切ったパンの上にお肉からトマトのような野菜まで様々な具材が乗っている。

一口かじると、パンに塗られていたのだろうか

ガーリックとオリーブオイルの香りが広がる。

やはり具材の味も活かされていて、

シンプルな料理だがその組み合わせが絶妙だ。


「おいしい。」


「そうだな、ほんとにおいしい。」


「うふふ、良かったです。」


次々と手が伸びて、すぐにかごが空っぽになったのであった。




「さて、なにかやりたいことはあるか?」


と言われても特に無いなぁ。

母と二人で悩んでいると父は言う。


「特に無いのなら、この辺りを散策しようか。」


特に反対も無く、散策を開始する。


「アヤト、そこにある植物はな……」

「ほら、そこの石をひっくり返してみろ。」

「おっ、見たか?でかい魚が跳ねたぞ。」


歩き回りつつ父が植生やら昆虫、動物などいろんなことを教えてくれる。

そうして父の話を聞きつつ歩いていたとき、

ふと下を見ると、ちょうど円形で厚さが一サンチメーテ程の石が目に止まった。


「これは……」


「どうした?アヤト。

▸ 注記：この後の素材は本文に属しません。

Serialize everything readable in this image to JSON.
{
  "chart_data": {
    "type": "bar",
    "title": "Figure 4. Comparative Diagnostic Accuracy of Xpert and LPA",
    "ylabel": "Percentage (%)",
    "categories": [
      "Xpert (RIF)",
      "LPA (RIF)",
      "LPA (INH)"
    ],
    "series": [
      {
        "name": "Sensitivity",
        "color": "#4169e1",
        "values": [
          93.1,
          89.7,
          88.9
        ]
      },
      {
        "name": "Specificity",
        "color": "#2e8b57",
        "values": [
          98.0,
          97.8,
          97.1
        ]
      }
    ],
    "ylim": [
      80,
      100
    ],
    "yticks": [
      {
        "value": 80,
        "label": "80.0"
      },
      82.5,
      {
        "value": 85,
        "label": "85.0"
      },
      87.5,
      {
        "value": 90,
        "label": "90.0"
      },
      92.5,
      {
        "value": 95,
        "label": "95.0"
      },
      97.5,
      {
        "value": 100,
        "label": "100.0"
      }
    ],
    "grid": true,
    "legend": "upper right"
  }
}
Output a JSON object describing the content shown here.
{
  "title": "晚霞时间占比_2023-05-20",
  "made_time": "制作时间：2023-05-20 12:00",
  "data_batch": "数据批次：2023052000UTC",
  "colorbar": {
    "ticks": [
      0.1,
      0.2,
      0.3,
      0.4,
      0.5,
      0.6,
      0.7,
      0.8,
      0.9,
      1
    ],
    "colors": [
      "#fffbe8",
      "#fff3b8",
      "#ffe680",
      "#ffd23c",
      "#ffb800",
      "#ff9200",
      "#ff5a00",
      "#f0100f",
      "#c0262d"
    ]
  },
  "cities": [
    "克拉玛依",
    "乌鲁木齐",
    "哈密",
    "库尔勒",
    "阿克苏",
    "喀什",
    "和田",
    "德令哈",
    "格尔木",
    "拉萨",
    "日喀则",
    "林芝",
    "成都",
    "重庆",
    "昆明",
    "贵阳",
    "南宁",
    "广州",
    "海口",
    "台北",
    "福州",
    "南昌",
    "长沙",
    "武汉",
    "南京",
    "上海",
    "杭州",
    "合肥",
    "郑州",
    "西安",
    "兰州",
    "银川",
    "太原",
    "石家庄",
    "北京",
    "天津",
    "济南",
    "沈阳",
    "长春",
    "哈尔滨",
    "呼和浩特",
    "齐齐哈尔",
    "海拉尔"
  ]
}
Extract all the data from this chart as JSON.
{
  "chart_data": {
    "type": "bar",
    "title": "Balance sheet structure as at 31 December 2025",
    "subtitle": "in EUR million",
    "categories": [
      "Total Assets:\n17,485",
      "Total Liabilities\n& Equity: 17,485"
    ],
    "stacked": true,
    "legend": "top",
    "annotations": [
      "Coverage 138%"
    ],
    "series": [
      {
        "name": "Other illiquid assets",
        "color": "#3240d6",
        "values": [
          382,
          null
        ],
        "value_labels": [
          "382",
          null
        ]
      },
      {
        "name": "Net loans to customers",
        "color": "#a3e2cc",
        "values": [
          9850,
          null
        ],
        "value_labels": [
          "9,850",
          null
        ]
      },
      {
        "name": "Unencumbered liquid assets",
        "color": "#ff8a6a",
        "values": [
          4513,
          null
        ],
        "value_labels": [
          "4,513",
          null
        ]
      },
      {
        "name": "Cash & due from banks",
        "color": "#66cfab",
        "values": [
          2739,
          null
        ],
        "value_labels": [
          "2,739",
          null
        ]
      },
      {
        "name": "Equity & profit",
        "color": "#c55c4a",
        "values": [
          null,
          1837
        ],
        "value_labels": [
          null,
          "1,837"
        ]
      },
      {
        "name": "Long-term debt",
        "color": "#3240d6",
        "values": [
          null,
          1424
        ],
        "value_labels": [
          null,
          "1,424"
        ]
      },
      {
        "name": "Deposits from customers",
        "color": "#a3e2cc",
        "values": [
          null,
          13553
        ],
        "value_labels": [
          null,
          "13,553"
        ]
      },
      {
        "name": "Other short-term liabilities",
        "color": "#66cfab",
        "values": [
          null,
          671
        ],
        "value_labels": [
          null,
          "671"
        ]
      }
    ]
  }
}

」


父の声には気も止めず、その石を拾って握る。

中指から小指までを握り、親指と曲げた中指で上面と下面をホールドする。

その後、人差し指を縁に添えて……

体勢を低く構える。


「なにやってるんだ。」


「いいから見ててよ、お父さん。」


そして、その体勢から手首のスナップの利用と人差し指を引っかけることで

石に回転を与えつつ、水面に投げる。

一段……二段……三段、四段

あっ、沈んだ。

思ったよりできた方だけれども、

やっぱりこの体じゃあうまく回転がかけられないか。


「アヤト、今のは?」


「水切りっていう遊びだよ。お父さんやったことないの?」


「初めて聞いたぞ、そんな遊び。どうやるんだ?」


「それは――」


父に水切りのやり方を説明していく。

平べったい石を見つけること。

人差し指を添えるように持つこと。

投げるときは、低い位置から微妙に上向きになるように投げること。

また、そのときに石に強い回転をかけること。


パシャッ……ドボン。

パシャッ……パシャ、ドボン。

ドッボン。


どうやら父ははまってしまったらしい。

石を探しては投げ、探しては投げ、を繰り返している。